Terrorism experts say dormant Java-based cells of the organisation appear to have been reactivated by US and Australian-trained anti-terror squad attacks on militant strongholds near the Sulawesi town of Poso, 1700 kilometres east of Jakarta.
They say the violence in Poso during January has caused a dangerous escalation of what radical Islamic militants see as their jihad, or war, against non-Muslims in the mainly Muslim country of 210 million people.
One will recall that Poso, in the Central Sulawesi province, has been a center of ongoing violence and persecution of local Christians.

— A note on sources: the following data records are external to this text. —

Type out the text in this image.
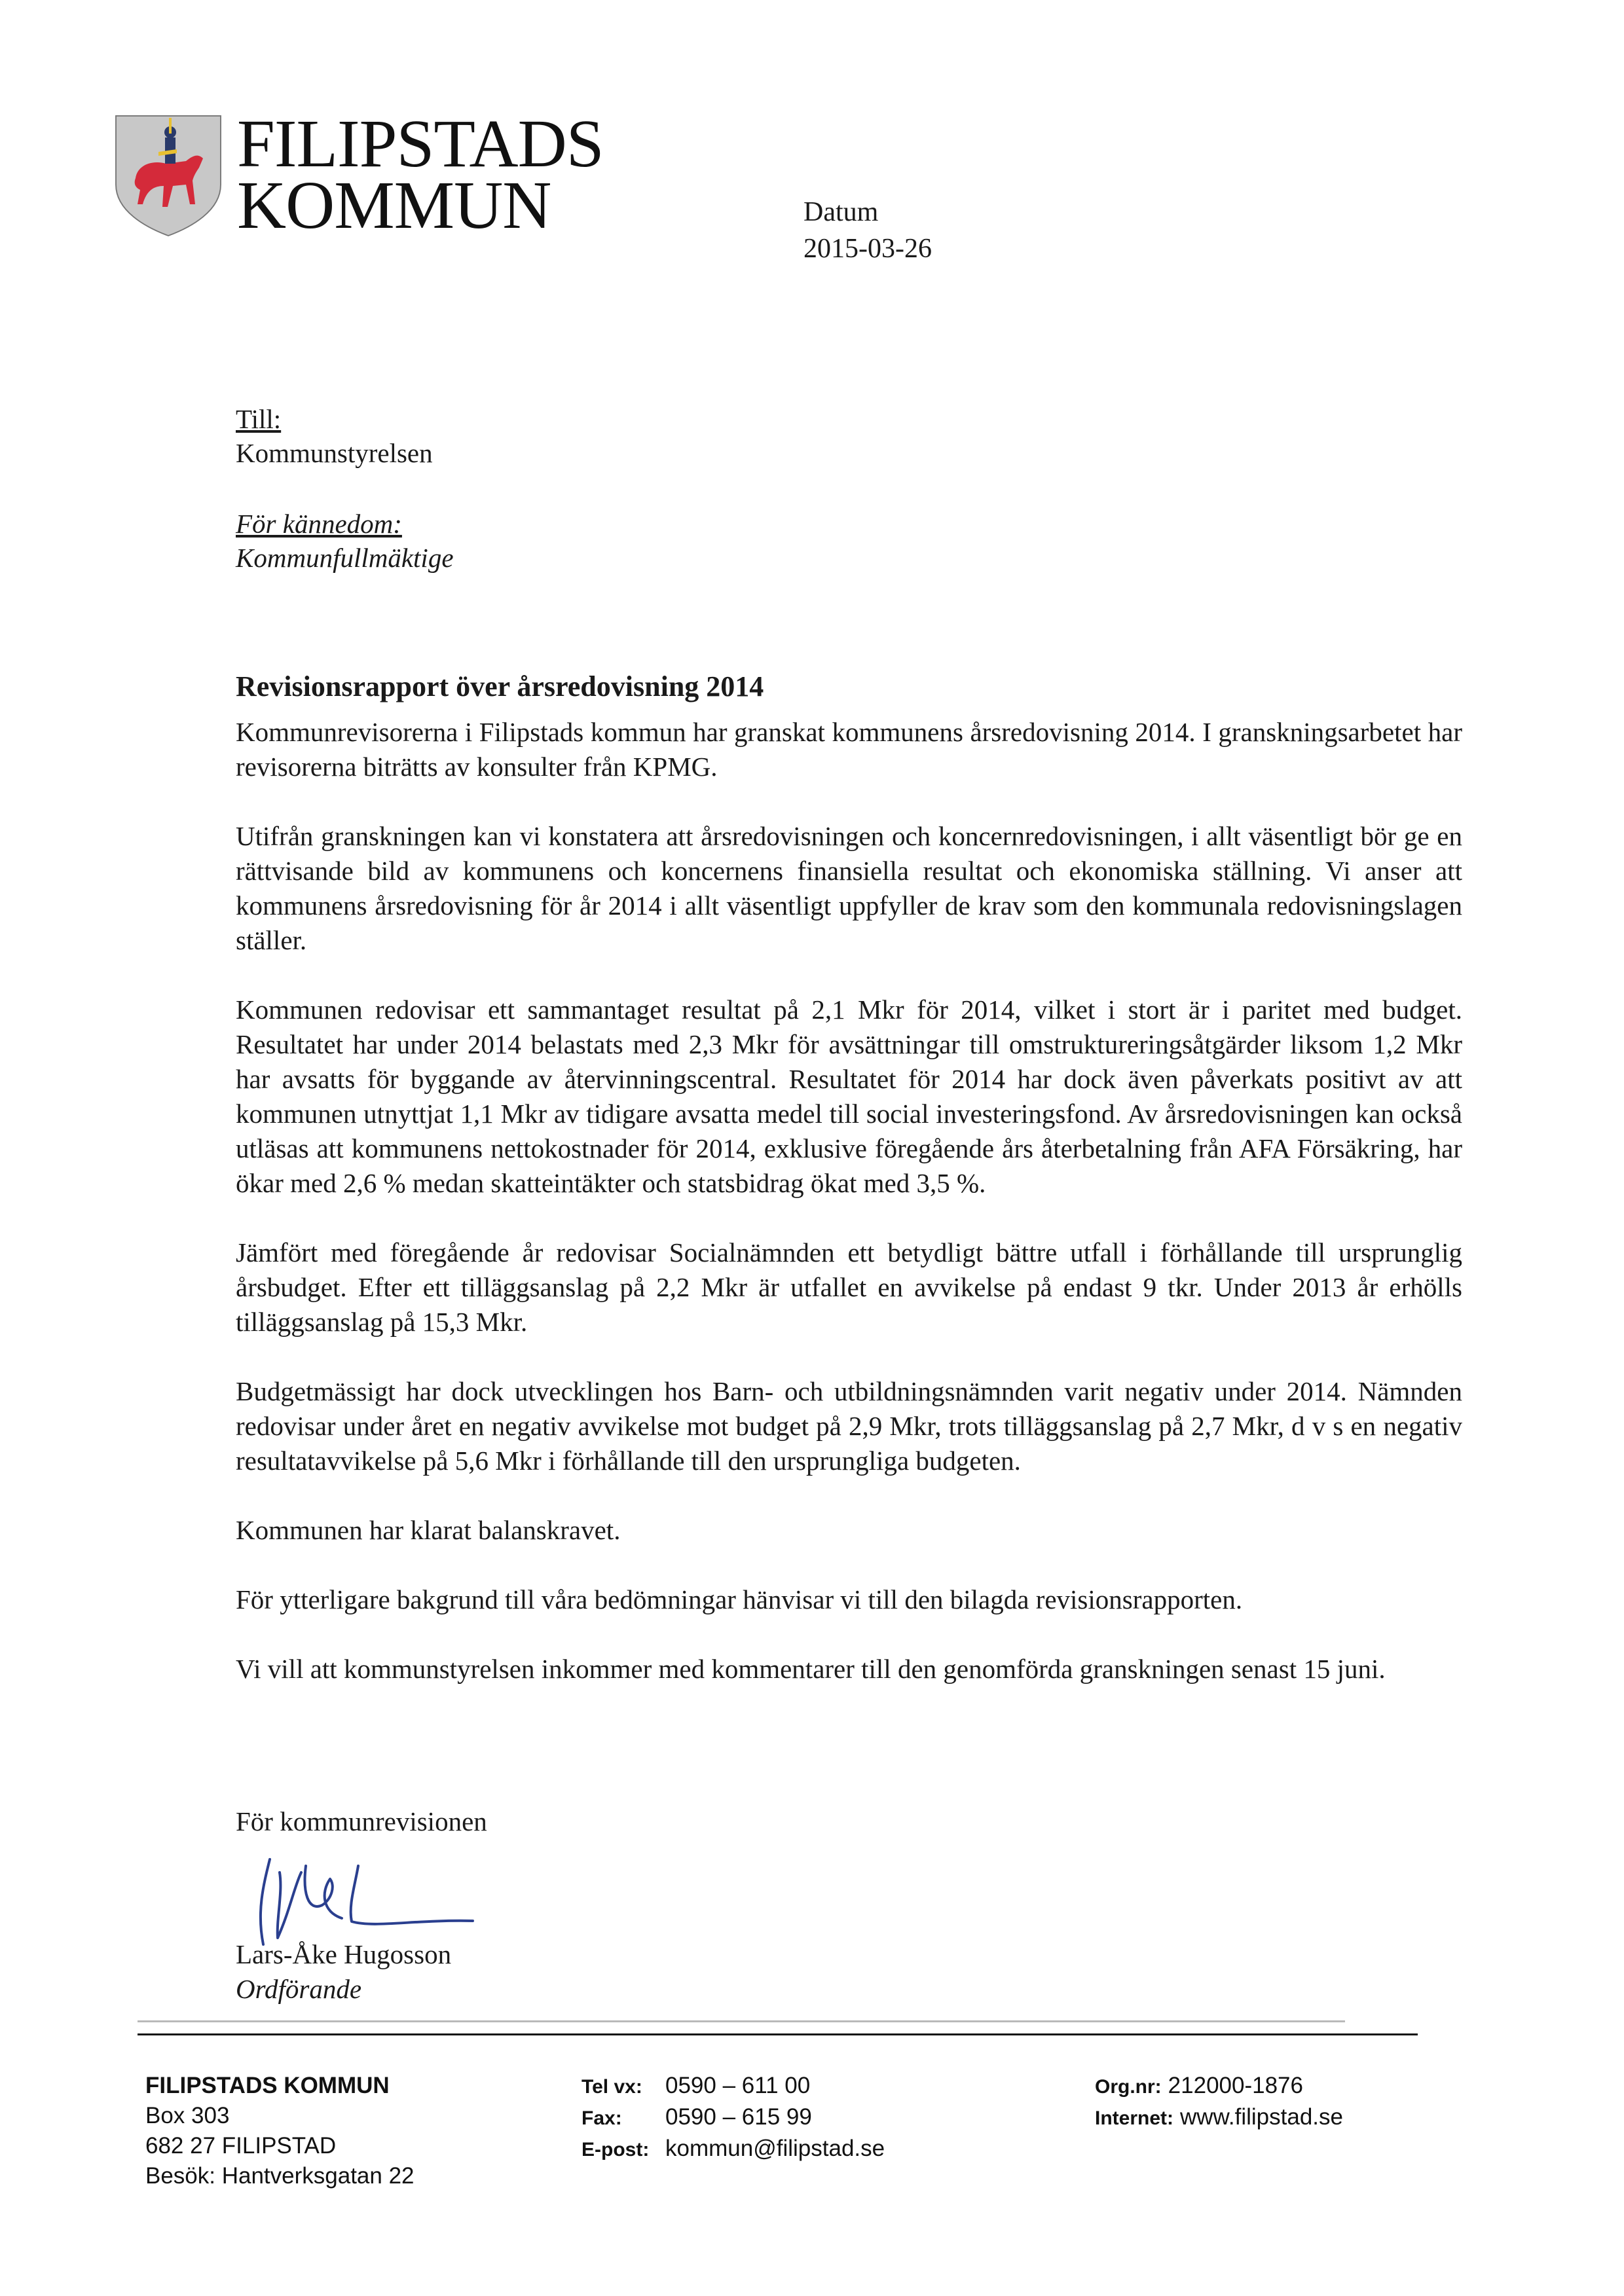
FILIPSTADS
KOMMUN	Datum
2015-03-26
Till:
Kommunstyrelsen
För kännedom:
Kommunfullmäktige
Revisionsrapport över årsredovisning 2014

Kommunrevisorerna i Filipstads kommun har granskat kommunens årsredovisning 2014. I granskningsarbetet har revisorerna biträtts av konsulter från KPMG.

Utifrån granskningen kan vi konstatera att årsredovisningen och koncernredovisningen, i allt väsentligt bör ge en rättvisande bild av kommunens och koncernens finansiella resultat och ekonomiska ställning. Vi anser att kommunens årsredovisning för år 2014 i allt väsentligt uppfyller de krav som den kommunala redovisningslagen ställer.

Kommunen redovisar ett sammantaget resultat på 2,1 Mkr för 2014, vilket i stort är i paritet med budget. Resultatet har under 2014 belastats med 2,3 Mkr för avsättningar till omstruktureringsåtgärder liksom 1,2 Mkr har avsatts för byggande av återvinningscentral. Resultatet för 2014 har dock även påverkats positivt av att kommunen utnyttjat 1,1 Mkr av tidigare avsatta medel till social investeringsfond. Av årsredovisningen kan också utläsas att kommunens nettokostnader för 2014, exklusive föregående års återbetalning från AFA Försäkring, har ökar med 2,6 % medan skatteintäkter och statsbidrag ökat med 3,5 %.

Jämfört med föregående år redovisar Socialnämnden ett betydligt bättre utfall i förhållande till ursprunglig årsbudget. Efter ett tilläggsanslag på 2,2 Mkr är utfallet en avvikelse på endast 9 tkr. Under 2013 år erhölls tilläggsanslag på 15,3 Mkr.

Budgetmässigt har dock utvecklingen hos Barn- och utbildningsnämnden varit negativ under 2014. Nämnden redovisar under året en negativ avvikelse mot budget på 2,9 Mkr, trots tilläggsanslag på 2,7 Mkr, d v s en negativ resultatavvikelse på 5,6 Mkr i förhållande till den ursprungliga budgeten.

Kommunen har klarat balanskravet.

För ytterligare bakgrund till våra bedömningar hänvisar vi till den bilagda revisionsrapporten.

Vi vill att kommunstyrelsen inkommer med kommentarer till den genomförda granskningen senast 15 juni.

För kommunrevisionen
Lars-Åke Hugosson
Ordförande
FILIPSTADS KOMMUN
Box 303
682 27 FILIPSTAD
Besök: Hantverksgatan 22
Tel vx: 0590 – 611 00
Fax: 0590 – 615 99
E-post: kommun@filipstad.se
Org.nr: 212000-1876
Internet: www.filipstad.se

Jemaah Islamiah, or JI, planned and carried out the two Bali bombings and a string of other attacks on mainly Western targets in Indonesia which have killed hundreds of people since 2002.
Scores of militant members of JI cells who apparently opposed attacks on Western targets such as the Australian embassy in Jakarta have travelled to Poso to fight.
“This is a dangerous development,” terrorism expert Sidney Jones told The Age yesterday.
“The ramifications could well be an energising of the jihadist movement, which in my opinion had been steadily weakening,” said Ms Jones, the Jakarta-based director
of the International Crisis Group.
At least two high-ranking and influential JI figures have been killed in Poso this month, one of them in the battle late on Monday in which police killed the nine militants, captured 18 others and seized a large cache of bombs, weapons and ammunition.
Police killed a prominent JI leader, Rassyah, from the central Java city of Solo, in a battle in Poso on January 11, which apparently set the stage for more violent clashes in the area.
Rassyah was trained in terrorism in the same class in Afghanistan as Ali Ghufron, alias Mukhlas, one of three bombers on death row who carried out the 2002 Bali bombings that killed 202 people, including 82 holidaying Australians. He apparently turned up in Poso in 2004.
Since then, Islamic extremists in the town have been blamed for sporadic bombings, beheadings, shootings and other attacks, which prompted the Government in Jakarta to authorise the US and Australian-trained Detachment 88 anti-terror squad to go to Poso to crack down on them. The policeman killed on Monday was from the squad.